The researchers found that, compared to models trained only on European-ancestry individuals, their model’s predictions are more accurate for all genetic ancestry groups. The most notable gain was for people of African ancestry, who showed 61 percent average improvements, even though they only made up about 1.5 percent of samples in UK Biobank. The researchers also saw improvements of 11 percent for people of South Asian descent and 5 percent for white British people. Predictions for people of admixed ancestry improved by about 18 percent.
“When you bring all the individuals together in the training set, everybody contributes to the training of the polygenic score modeling on equal footing,” Tanigawa says. “Combined with increasingly more inclusive data collection efforts, our method can help leverage these efforts to improve predictive accuracy for all.”
The MIT team hopes its approach can eventually be incorporated into tests of an individual’s risk of a variety of diseases. Such tests could be combined with conventional risk factors and used to help doctors diagnose disease or to help people manage their risk for certain diseases before they develop.
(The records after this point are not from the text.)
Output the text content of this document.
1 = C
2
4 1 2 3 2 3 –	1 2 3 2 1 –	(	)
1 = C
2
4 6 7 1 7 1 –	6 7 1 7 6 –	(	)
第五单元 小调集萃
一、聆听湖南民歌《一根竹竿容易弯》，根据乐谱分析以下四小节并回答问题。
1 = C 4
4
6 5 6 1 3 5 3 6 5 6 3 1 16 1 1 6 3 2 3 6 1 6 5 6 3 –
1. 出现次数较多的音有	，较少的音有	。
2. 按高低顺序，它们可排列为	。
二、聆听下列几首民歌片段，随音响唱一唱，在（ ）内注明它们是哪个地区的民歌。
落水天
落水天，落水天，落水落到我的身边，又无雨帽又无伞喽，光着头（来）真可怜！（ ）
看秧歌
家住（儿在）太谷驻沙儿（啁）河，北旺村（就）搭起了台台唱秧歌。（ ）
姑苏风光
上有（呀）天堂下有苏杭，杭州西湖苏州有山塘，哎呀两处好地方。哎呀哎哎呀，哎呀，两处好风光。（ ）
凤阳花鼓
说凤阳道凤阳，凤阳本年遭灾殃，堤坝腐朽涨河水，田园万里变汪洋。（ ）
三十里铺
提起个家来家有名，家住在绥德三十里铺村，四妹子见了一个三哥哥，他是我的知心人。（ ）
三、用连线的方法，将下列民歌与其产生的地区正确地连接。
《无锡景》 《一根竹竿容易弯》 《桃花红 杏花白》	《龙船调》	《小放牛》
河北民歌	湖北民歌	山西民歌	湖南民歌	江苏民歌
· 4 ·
“Our work highlights the power of diversity, equity, and inclusion efforts in the context of genomics research,” Tanigawa says.
The researchers now hope to add even more data to their model, including data from the United States, and to apply it to additional traits that they didn’t analyze in this study.
“This is just the start,” Kellis says. “We can’t wait to see more people join our effort to propel inclusive human genetics research.”
The research was funded by the National Institutes of Health.